Everyone has a different picture in mind
As humans, we are extremely visually driven creatures. We build mental models from previous experiences in our lives. Very few ideas come from a blank sheet of paper. We beg, borrow, and steal from bits of experiences we’ve had. We often don’t know what we don’t know.
So when someone begins describing that new dashboard for the marketing team, the marketing manager who’s been using Google Analytics envisions a super white screen with lots of thin blue and orange lines, filters for everything, and a navigation down the side. The designer who spends hours pouring over dribbble and behance imagines a super sleek, brightly colored interface with no labels and lots of white space. And the executive in the room imagines the powerpoint graph that was presented in the last board meeting. Each are perfectly accurate in their vision for a dashboard, but all bring a different context or experience to their mental image. Determining which is correct and which we should move forward with is the challenge. Not to mention we all think that we have the same idea.
The person with loudest voice gets their idea chosen
You’ve seen this scene before. The team is in a brainstorming session, and the marketing manager continues to drill down the validation of this picture in their head. They may or may not intend to, but they continue to do everything they can to WOO (Win Others Over). And since they are a manager and do most of the talking, the designer fades out, the executive checks out, and the team concedes to the mental picture of the person doing the most talking.
Sourcing ideas that start to paint a picture
One of the key moves that we’ve made is toward the concept of “Together Alone.” This is borrowed from our work with Design Sprints. It gives the team a series of quick exercises that pose strong questions and allow every member of the group an opportunity throw ideas into the hat. No pitches, no conversation, no debates. Seeing rather than saying.
If we are utilizing the entire Design Sprint process, we are able to do the same thing for storyboarding and even sketching ideas. All these activities can be done somewhat alone, presented quickly up on a wall (real or digital), and then voted on. Now we have a shared understanding of how we are going to move forward.
Consumer experience have trained us to expect more than grey boxes
Users are becoming more and more experienced in using technology. Their expectations for a great user experience are no longer based on pure function, but are instead deeply rooted in great design. They’ve been trained by Google, Facebook, instagram, and Apple that every experience, both for consumers and for businesses, ought to be usable, useful, and pleasurable.

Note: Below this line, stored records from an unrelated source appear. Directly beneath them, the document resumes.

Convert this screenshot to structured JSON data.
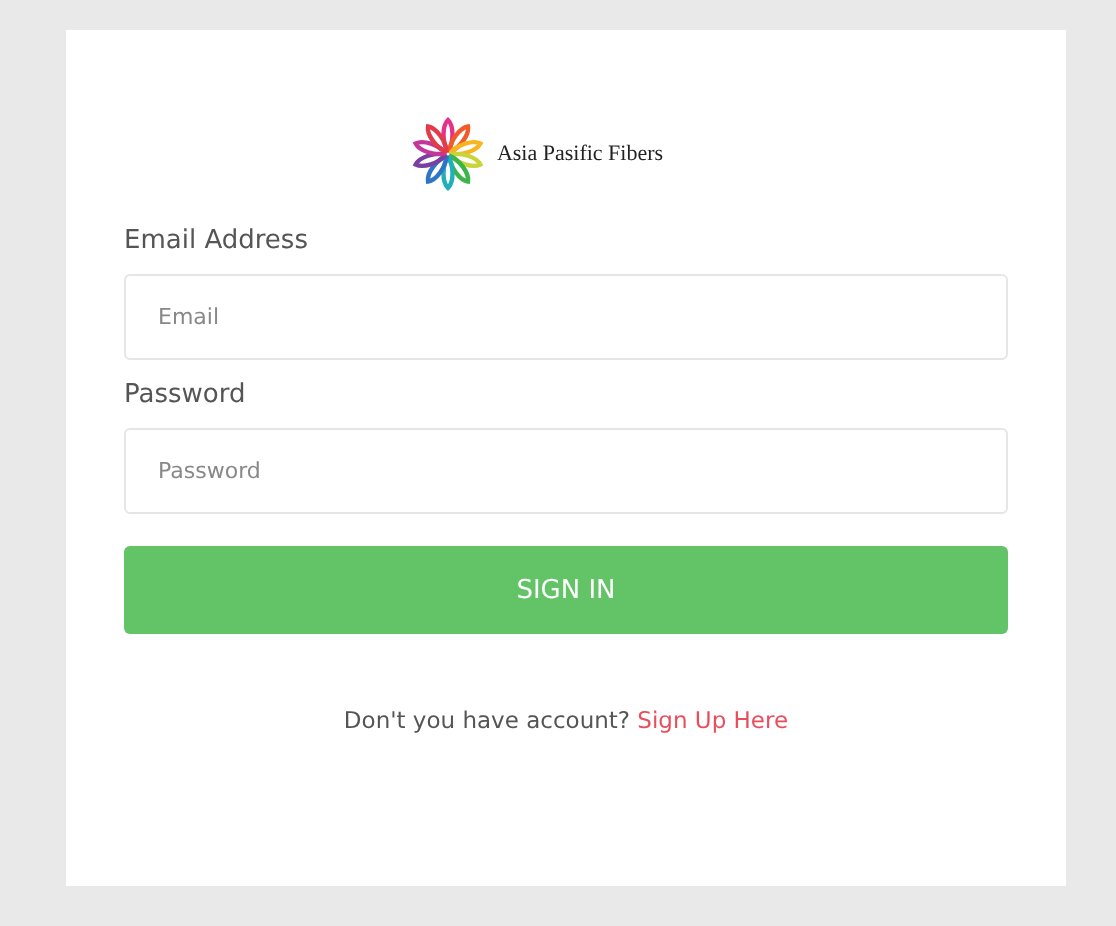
{
  "brand": {
    "name": "Asia Pasific Fibers"
  },
  "fields": [
    {
      "label": "Email Address",
      "placeholder": "Email"
    },
    {
      "label": "Password",
      "placeholder": "Password"
    }
  ],
  "submit": "SIGN IN",
  "footer": {
    "text": "Don't you have account?",
    "link": "Sign Up Here"
  }
}
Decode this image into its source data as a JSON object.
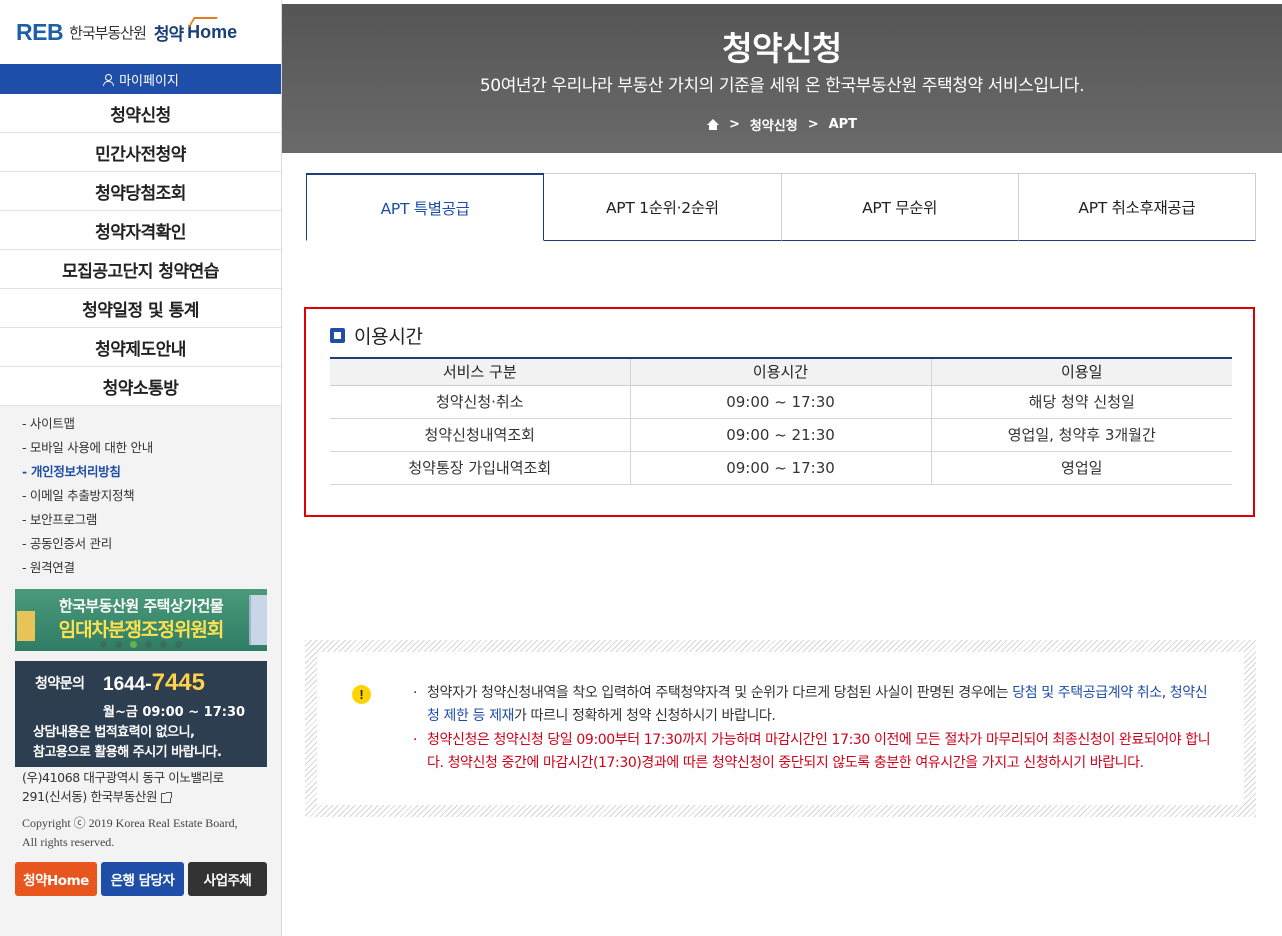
{
  "logo": {
    "mark": "REB",
    "org": "한국부동산원",
    "cy": "청약",
    "home": "Home"
  },
  "sidebar": {
    "mypage": "마이페이지",
    "menu": [
      "청약신청",
      "민간사전청약",
      "청약당첨조회",
      "청약자격확인",
      "모집공고단지 청약연습",
      "청약일정 및 통계",
      "청약제도안내",
      "청약소통방"
    ],
    "links": [
      "- 사이트맵",
      "- 모바일 사용에 대한 안내",
      "- 개인정보처리방침",
      "- 이메일 추출방지정책",
      "- 보안프로그램",
      "- 공동인증서 관리",
      "- 원격연결"
    ],
    "banner": {
      "line1": "한국부동산원 주택상가건물",
      "line2": "임대차분쟁조정위원회"
    },
    "contact": {
      "label": "청약문의",
      "num_prefix": "1644-",
      "num_hl": "7445",
      "hours": "월~금 09:00 ~ 17:30",
      "note1": "상담내용은 법적효력이 없으니,",
      "note2": "참고용으로 활용해 주시기 바랍니다."
    },
    "address1": "(우)41068 대구광역시 동구 이노밸리로",
    "address2": "291(신서동) 한국부동산원",
    "copyright1": "Copyright ⓒ 2019 Korea Real Estate Board,",
    "copyright2": "All rights reserved.",
    "buttons": {
      "home": "청약Home",
      "bank": "은행 담당자",
      "biz": "사업주체"
    }
  },
  "hero": {
    "title": "청약신청",
    "subtitle": "50여년간 우리나라 부동산 가치의 기준을 세워 온 한국부동산원 주택청약 서비스입니다.",
    "crumb1": "청약신청",
    "crumb2": "APT"
  },
  "tabs": [
    "APT 특별공급",
    "APT 1순위·2순위",
    "APT 무순위",
    "APT 취소후재공급"
  ],
  "usage": {
    "title": "이용시간",
    "headers": [
      "서비스 구분",
      "이용시간",
      "이용일"
    ],
    "rows": [
      [
        "청약신청·취소",
        "09:00 ~ 17:30",
        "해당 청약 신청일"
      ],
      [
        "청약신청내역조회",
        "09:00 ~ 21:30",
        "영업일, 청약후 3개월간"
      ],
      [
        "청약통장 가입내역조회",
        "09:00 ~ 17:30",
        "영업일"
      ]
    ]
  },
  "notice": {
    "n1_a": "청약자가 청약신청내역을 착오 입력하여 주택청약자격 및 순위가 다르게 당첨된 사실이 판명된 경우에는 ",
    "n1_link1": "당첨 및 주택공급계약 취소",
    "n1_b": ", ",
    "n1_link2": "청약신청 제한 등 제재",
    "n1_c": "가 따르니 정확하게 청약 신청하시기 바랍니다.",
    "n2": "청약신청은 청약신청 당일 09:00부터 17:30까지 가능하며 마감시간인 17:30 이전에 모든 절차가 마무리되어 최종신청이 완료되어야 합니다. 청약신청 중간에 마감시간(17:30)경과에 따른 청약신청이 중단되지 않도록 충분한 여유시간을 가지고 신청하시기 바랍니다."
  },
  "colors": {
    "primary": "#1e4ea8",
    "alert": "#e00000",
    "hero": "#5f5f5f",
    "warn": "#ffd400"
  }
}
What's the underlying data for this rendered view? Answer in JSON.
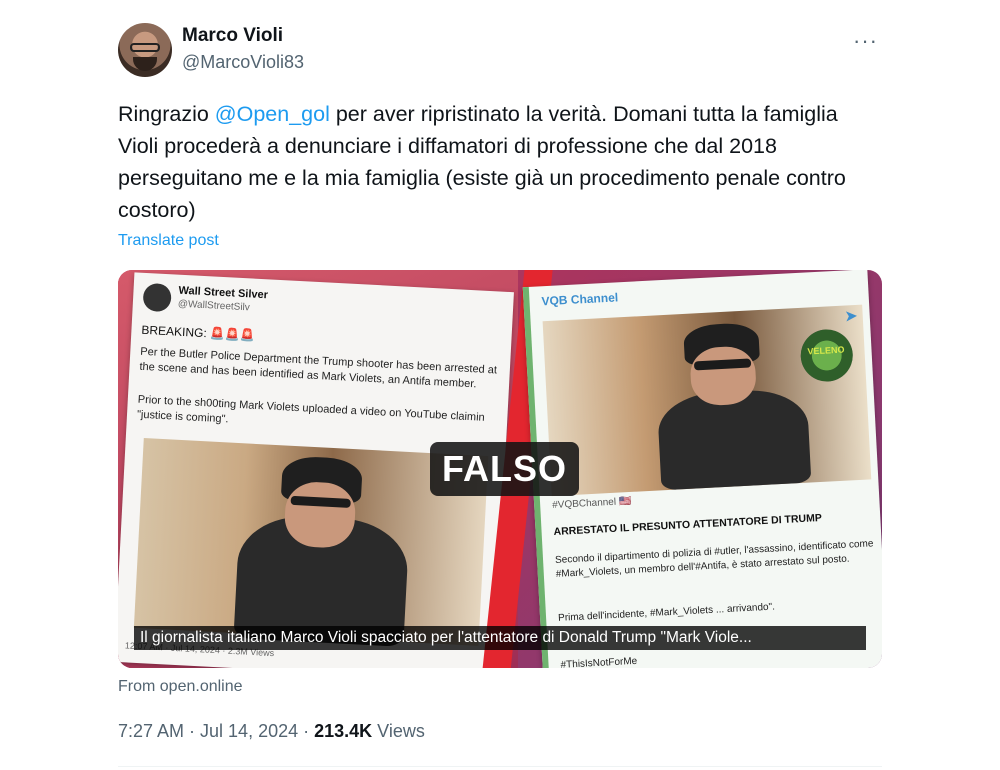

Because of this shift, we’ve found ourselves in a place where grey boxes and text (know as wireframes) are not enough to get the test results that we need to truly validate the desire for a certain direction. Instead we lean heavily on pixel-perfect prototypes. With tools like Sketch, Figma, or InVision Studio and a rockstar group of designers, we can move fast to create an experience that feels nearly like the real thing. This has opened up a world of feedback from our clients and their users.
Seeing rather than speaking
In addition to getting much better user test results with high fidelity prototypes, our clients have much more confidence understanding the direction of the product faster. When a client can see their vision come to life in the matter of days, they can quickly start to communicate a refinement to what their potential customers want most with more confidence.
This shift to seeing rather than speaking gives us the agility to get ideas out quickly and gather feedback from clients, users, and stakeholder quickly. With this rapid feedback, our team can iterate and refine on designs toward a direction that has the best possible outcomes. And since our product teams are working together to find these solutions, developers, test engineers, and product managers can speak into the opportunities and challenges of creating the proposed solution.